Zwar betonen auch Entwicklungshilfe-Organisationen, dass es zu kurz gegriffen ist, nur den stockenden Geldfluss in die armen Länder zu beklagen. Der alleinige Blick auf die Hilfszahlungen verschleiere etwa das Problem der Agrarsubventionen und der Migrationskontrollen, mit denen die reichen Länder ihre Märkte abschotten. Dennoch hält der OECD-Experte Deutscher die gebrochenen Versprechen für fatal: "Dadurch wird die Glaubwürdigkeit der europäischen Regierungen in den armen Ländern untergraben."
Zugleich warnt er davor, die Probleme zu unterschätzen, die sich langfristig für die Industrieländer ergeben.
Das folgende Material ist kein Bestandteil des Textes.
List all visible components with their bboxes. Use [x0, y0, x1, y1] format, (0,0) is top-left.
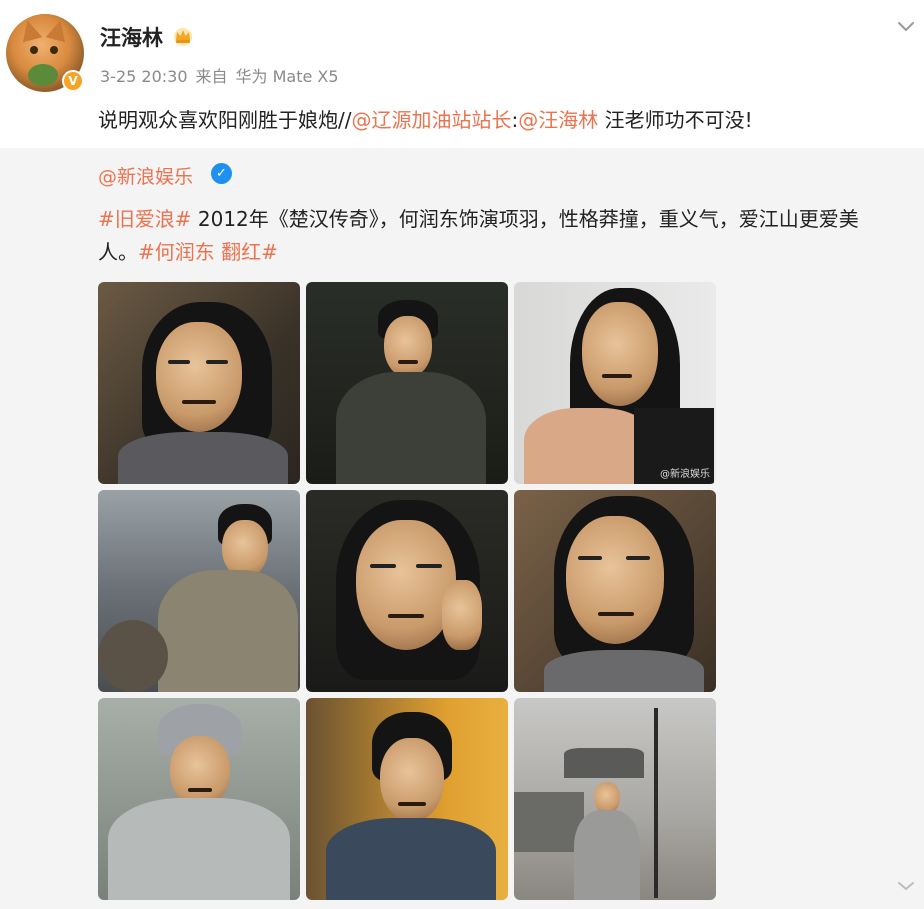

Die Entwicklungsländer, die bereits von Nahrungsmittelknappheit, von der Ölkrise und den klimatischen Veränderungen betroffen seien, litten weit stärker als die Industrieländer unter der Wirtschaftskrise. Millionen seien dadurch von neuer Armut betroffen. "Die kleinteilige Politik der reichen Länder wird uns irgendwann einholen", sagt Deutscher. "Nicht in einigen Jahrzehnten, sondern womöglich schon in wenigen Jahren."